Symptom dimensions allow clinicians and researchers to better understand the phenotypic heterogeneity within OCD while also leaving room to personalize treatments, the researchers wrote in their review. In OCD, abnormal fear extinction is key to the underlying therapeutic mechanism of exposure and response prevention, according to the authors. Evidence from genome-wide association studies and animal studies may implicate genes involved in glutamatergic neurotransmission and synaptic function, they wrote.

According to the authors, understanding the neurochemistry of OCD should focus on both traditional monoaminergic systems and more recent evidence of glutamatergic and -aminobutyric acidergic dysfunction. Though promising, further exploration to determine whether glutamatergic medications can be useful to treat OCD and on the potential role of -aminobutyric acid dysfunction in OCD are needed.

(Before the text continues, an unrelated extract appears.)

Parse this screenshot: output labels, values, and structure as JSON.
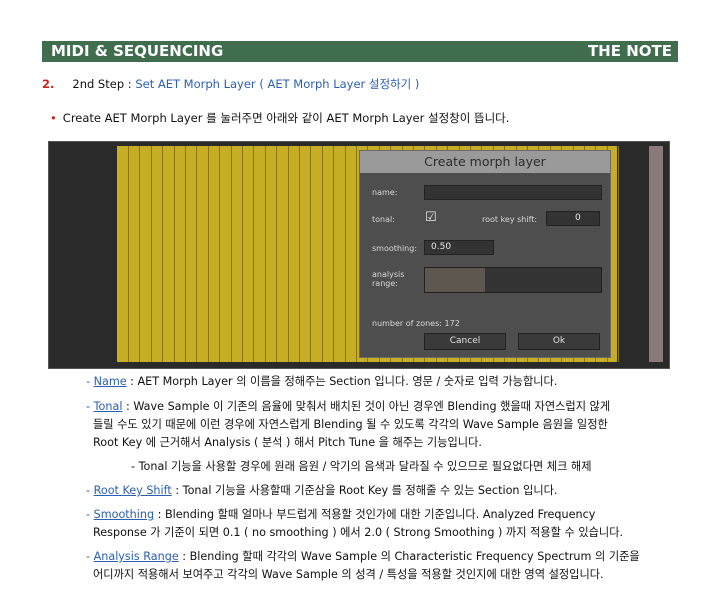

Because OCD is highly heritable, future work to understand how genes contribute to underlying pathophysiology is necessary. Dougherty and colleagues also recommend that future OCD research should focus on:

  • biological differences between symptom subtypes using deep phenotyping, a Research Domain Criteria approach and advanced neuroimaging techniques;
  • exploring novel glutamate-modulating interventions;
  • continuing study of potential pharmacologic, neuromodulatory or behavioral approaches to augment exposure and response prevention therapy; and
  • improving neurotherapeutic/neurostimulation approaches.

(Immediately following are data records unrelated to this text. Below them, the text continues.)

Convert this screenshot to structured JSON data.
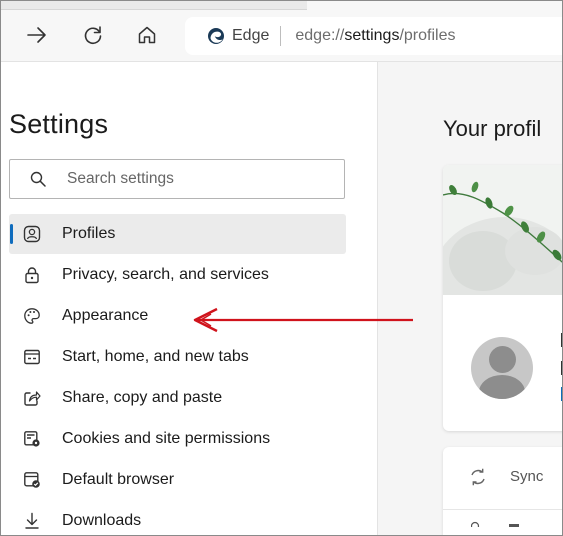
{
  "browser": {
    "site_name": "Edge",
    "url_prefix": "edge://",
    "url_highlight": "settings",
    "url_suffix": "/profiles"
  },
  "sidebar": {
    "title": "Settings",
    "search_placeholder": "Search settings",
    "items": [
      {
        "label": "Profiles",
        "icon": "profile-icon",
        "selected": true
      },
      {
        "label": "Privacy, search, and services",
        "icon": "lock-icon",
        "selected": false
      },
      {
        "label": "Appearance",
        "icon": "palette-icon",
        "selected": false
      },
      {
        "label": "Start, home, and new tabs",
        "icon": "new-tab-icon",
        "selected": false
      },
      {
        "label": "Share, copy and paste",
        "icon": "share-icon",
        "selected": false
      },
      {
        "label": "Cookies and site permissions",
        "icon": "cookies-icon",
        "selected": false
      },
      {
        "label": "Default browser",
        "icon": "default-browser-icon",
        "selected": false
      },
      {
        "label": "Downloads",
        "icon": "download-icon",
        "selected": false
      }
    ]
  },
  "main": {
    "heading": "Your profil",
    "sync_label": "Sync"
  },
  "colors": {
    "accent": "#0f6cbd",
    "annotation_arrow": "#d0131c"
  }
}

“Advances in understanding the genetic, molecular, and neural underpinnings of OCD have rivaled that of any other psychiatric disorder over the last 30 years,” the authors concluded. “Ultimately, advancement in these areas holds promise for treatment interventions that can be prescribed in a neuroscientifically informed manner using a precision medicine approach for patients with OCD on an individualized basis to enhance outcomes.” – by Savannah Demko

Disclosure: Dougherty reports research support from Cyberonics, Eli Lilly and Company, Medtronic and Roche; travel support from Roche; and consulting for/honoraria from Medtronic. Please see the study for all other authors’ relevant financial disclosures.